Intimado a andar, o meu corpo resistiu mesmo sob pena de uma possível sanção compulsória ― encontrando-se a minha mente preparada já para a aplicar e cobrar ―, como se pesasse o mesmo que o próprio planeta. Inexistia neste preciso momento. Deixei de saber quem era, apesar de lúcido.
A chuva adensava-se e sentia-me a ser engolido por um oceano de mágoa e apatia; tentava submergir esbracejando, mas o corpo não respondia. Ofegava de tal forma ― a laringe contorcia-se e não conseguia respirar ― que tive de me encostar à parede de um edifício devoluto de dois andares que parecia ter ganho vida. Os grafitis coloridos e gigantescos que o ocupavam começaram a soltar-se angustiosamente e pareciam querer agarrar-me. Perdi-me por ali, no meio das luzes dos candeeiros que dançavam sob a minha ansiedade.
Subitamente, e após acordar, uma jocosa e terna ironia apossou-se dos meus olhos e fez-me sorrir. Não me lembrava ao certo do que se tinha passado, nem de ter chegado a casa, mas estava ainda mais encharcado. Era raiva encapotada. Saí do corpo que me encurtava os passos e, enquanto flutuava como um balão de ar quente, observei-me do alto do quarto. Desapareci rapidamente, como se o balão tivesse perdido o nó e se esvaziasse e apitasse desenfreadamente, e não me procurei. Ninguém me procurou. Adormeci outra vez.

II
Eram cerca de 8h20 quando o despertador tocou e eu o esmurrei com a mão direita fechada como fazia todas as manhãs. Era uma daquelas relações violentas que pareciam estar munidas de uma dureza de titânio. Com um pontapé afastei as mantas e obriguei-me a sair da cama. A dor que me atravessava o corpo misturava-se com a vermelhidão anémica que me tomava os olhos.
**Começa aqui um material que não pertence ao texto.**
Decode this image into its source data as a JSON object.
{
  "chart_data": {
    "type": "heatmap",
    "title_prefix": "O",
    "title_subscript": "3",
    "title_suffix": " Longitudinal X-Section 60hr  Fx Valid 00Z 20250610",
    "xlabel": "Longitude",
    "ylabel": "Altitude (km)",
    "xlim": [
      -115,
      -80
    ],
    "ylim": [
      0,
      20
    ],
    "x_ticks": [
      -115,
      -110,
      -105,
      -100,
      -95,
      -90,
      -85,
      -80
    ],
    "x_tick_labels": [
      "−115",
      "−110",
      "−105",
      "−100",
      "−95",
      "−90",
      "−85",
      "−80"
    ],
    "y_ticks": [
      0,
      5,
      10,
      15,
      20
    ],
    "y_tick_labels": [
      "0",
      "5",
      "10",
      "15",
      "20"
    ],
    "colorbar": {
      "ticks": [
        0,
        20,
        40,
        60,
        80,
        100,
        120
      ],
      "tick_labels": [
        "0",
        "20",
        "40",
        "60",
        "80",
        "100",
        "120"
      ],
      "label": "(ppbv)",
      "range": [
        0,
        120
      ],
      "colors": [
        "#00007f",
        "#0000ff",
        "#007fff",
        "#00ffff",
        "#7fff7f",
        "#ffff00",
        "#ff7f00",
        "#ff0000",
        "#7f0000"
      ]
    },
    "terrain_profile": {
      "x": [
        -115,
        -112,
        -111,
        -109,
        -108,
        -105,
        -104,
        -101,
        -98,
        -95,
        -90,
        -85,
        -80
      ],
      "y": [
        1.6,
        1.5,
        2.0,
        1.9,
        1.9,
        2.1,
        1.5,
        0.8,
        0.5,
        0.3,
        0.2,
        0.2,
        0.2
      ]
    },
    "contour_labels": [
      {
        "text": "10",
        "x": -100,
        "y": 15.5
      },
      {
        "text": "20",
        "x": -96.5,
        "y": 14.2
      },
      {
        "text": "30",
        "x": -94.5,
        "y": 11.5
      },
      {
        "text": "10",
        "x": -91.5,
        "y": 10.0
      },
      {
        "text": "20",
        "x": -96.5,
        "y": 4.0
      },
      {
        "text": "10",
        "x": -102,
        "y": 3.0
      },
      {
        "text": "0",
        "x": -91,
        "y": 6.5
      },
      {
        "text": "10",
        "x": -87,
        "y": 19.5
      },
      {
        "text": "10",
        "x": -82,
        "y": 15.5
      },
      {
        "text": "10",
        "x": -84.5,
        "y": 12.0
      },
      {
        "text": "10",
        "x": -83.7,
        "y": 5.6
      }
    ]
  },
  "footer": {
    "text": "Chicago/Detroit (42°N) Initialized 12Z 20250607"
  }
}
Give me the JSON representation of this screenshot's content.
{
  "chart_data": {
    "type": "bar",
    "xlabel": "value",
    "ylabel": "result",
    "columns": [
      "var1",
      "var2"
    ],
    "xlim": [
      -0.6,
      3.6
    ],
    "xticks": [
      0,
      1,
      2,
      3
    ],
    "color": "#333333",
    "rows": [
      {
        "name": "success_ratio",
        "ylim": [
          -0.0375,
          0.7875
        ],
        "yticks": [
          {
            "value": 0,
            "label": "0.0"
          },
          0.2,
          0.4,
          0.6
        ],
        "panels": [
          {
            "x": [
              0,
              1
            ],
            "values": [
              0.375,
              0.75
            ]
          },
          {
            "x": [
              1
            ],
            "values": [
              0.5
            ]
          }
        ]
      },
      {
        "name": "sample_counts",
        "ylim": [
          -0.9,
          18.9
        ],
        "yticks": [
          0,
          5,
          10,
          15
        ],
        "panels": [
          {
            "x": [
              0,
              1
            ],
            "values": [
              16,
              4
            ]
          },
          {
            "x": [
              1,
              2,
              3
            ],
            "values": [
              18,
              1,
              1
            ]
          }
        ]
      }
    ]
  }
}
Abri parcialmente a persiana por onde perpassaram quatro ou cinco ruidosos raios de luz. Peguei no telemóvel e reparei na mensagem que piscava no visor ― “Adorei a noite! Dorme bem.” ―, o que adensou a nuvem de culpa e autocomiseração que me engolia. 
Calcei os chinelos com alguma dificuldade, peguei numas cuecas de um cinzento gasto e numa toalha creme e arrastei-me até à casa de banho. O chão estava frio, o que percebi nos momentos antes de entrar na banheira e enquanto mijava para a bocejante boca da sanita. Perdi algum tempo a conseguir controlar a temperatura da água até à que consigo suportar, o que me irritou parcialmente. Encostei-me por minutos à parede e reguei-me em silêncio enquanto ouvia o som da água a correr, e ia inspirando e expirando com dificuldade o vapor que poluía o espaço; passaram-se cerca de trinta minutos num curto espaço de tempo em que milhões de pensamentos me iam atropelando: o que se tinha passado comigo a noite passada; tudo aquilo que tinha para acabar até ao final do dia; porque razão não conseguia nutrir verdadeiros sentimentos por ninguém; de onde provinha o desinteresse e desapontamento apocalípticos que tinha por tudo o que fazia...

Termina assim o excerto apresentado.